Когда человек нам не нравится, вновь задумывается Чонгук, мы найдем любые поводы отказать ему в помощи, а если нравится, мы всегда убедим себя в том, что ему необходимо помочь.
Чонгук – книжный червь, и только вымышленные персонажи его понимают; так он думал всю жизнь, так спасался от ощущения оторванных с кожей эмоций и так оправдывал своё одиночество. Чонгук – человек, который в своём одиночестве не скучает; так он мыслил всегда, так объяснял свою ненависть к людям и так обосновывал размышления о том, что не нужен ему никакой предназначенный.
Чонгук – изгой; внутри него нет чего-то хорошего, светлого, в нём отсутствует сострадание к другим, – он, как банально бы ни звучало, уже ничего не чувствует. Вот только всё почему-то идёт по наклонной, а на финише рушится, когда Юнги прижимается щекой к его плечу и нечаянно касается его пальцев своими.
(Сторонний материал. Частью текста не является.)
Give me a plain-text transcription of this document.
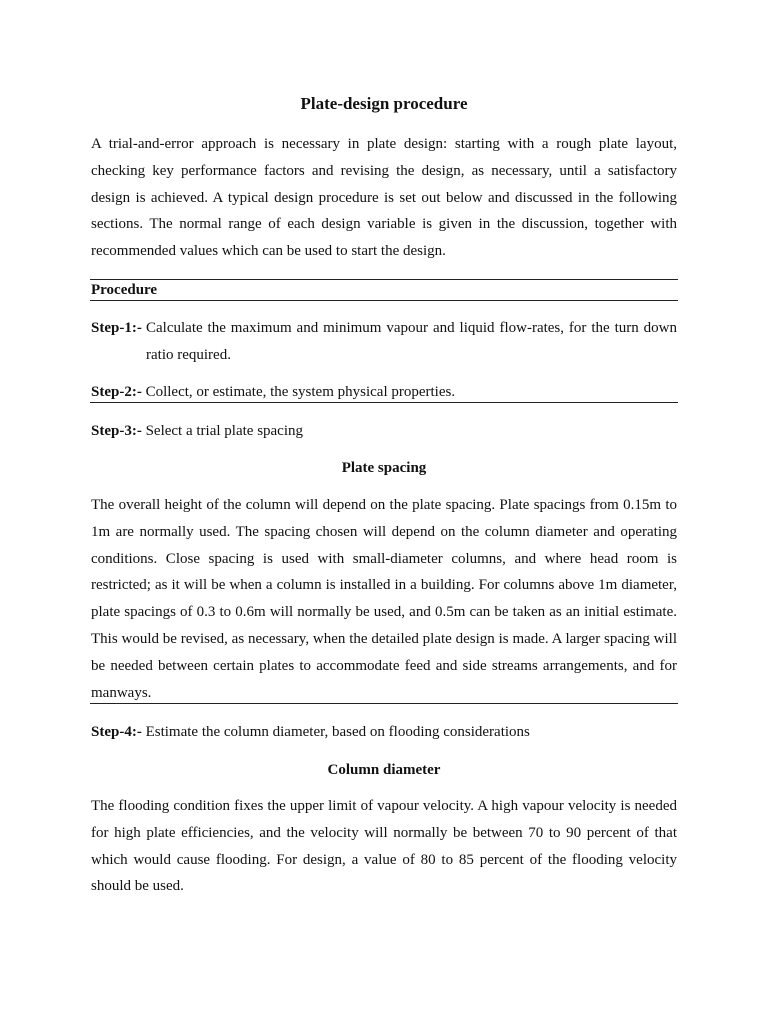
Plate-design procedure
A trial-and-error approach is necessary in plate design: starting with a rough plate layout, checking key performance factors and revising the design, as necessary, until a satisfactory design is achieved. A typical design procedure is set out below and discussed in the following sections. The normal range of each design variable is given in the discussion, together with recommended values which can be used to start the design.
Procedure
Step-1:- Calculate the maximum and minimum vapour and liquid flow-rates, for the turn down ratio required.
Step-2:- Collect, or estimate, the system physical properties.
Step-3:- Select a trial plate spacing
Plate spacing
The overall height of the column will depend on the plate spacing. Plate spacings from 0.15m to 1m are normally used. The spacing chosen will depend on the column diameter and operating conditions. Close spacing is used with small-diameter columns, and where head room is restricted; as it will be when a column is installed in a building. For columns above 1m diameter, plate spacings of 0.3 to 0.6m will normally be used, and 0.5m can be taken as an initial estimate. This would be revised, as necessary, when the detailed plate design is made. A larger spacing will be needed between certain plates to accommodate feed and side streams arrangements, and for manways.
Step-4:- Estimate the column diameter, based on flooding considerations
Column diameter
The flooding condition fixes the upper limit of vapour velocity. A high vapour velocity is needed for high plate efficiencies, and the velocity will normally be between 70 to 90 percent of that which would cause flooding. For design, a value of 80 to 85 percent of the flooding velocity should be used.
Юнги всё ещё дрожит, потому что не может поймать тепло, Чонгук же докуривает третью, последнюю, стараясь особо не двигаться, ибо, находясь в такой близости с Юнги, буквально осязает, что вот-вот взорвётся. Его раздражает, что Юнги касается его, раздражает, что тот дышит рядом и прижимается так отчаянно, раздражает, что молчит и не пытается оправдаться или рассказать, куда опять умудрился вляпаться. Но больше всего его раздражает, что Юнги сидит с ним вместо того, чтобы пойти домой, залезть под тёплое одеяло, выпить какао, или что они там пьют, эти неженки, и заснуть, забыв этот день, как кошмарный сон. Юнги сидит с ним битый час, держится за его толстовку, как за последнюю на планете возможность согреться, и Чонгука безумно бесит вся эта ситуация, потому что они опять здесь вдвоём и опять напоминают каких-то старых друзей.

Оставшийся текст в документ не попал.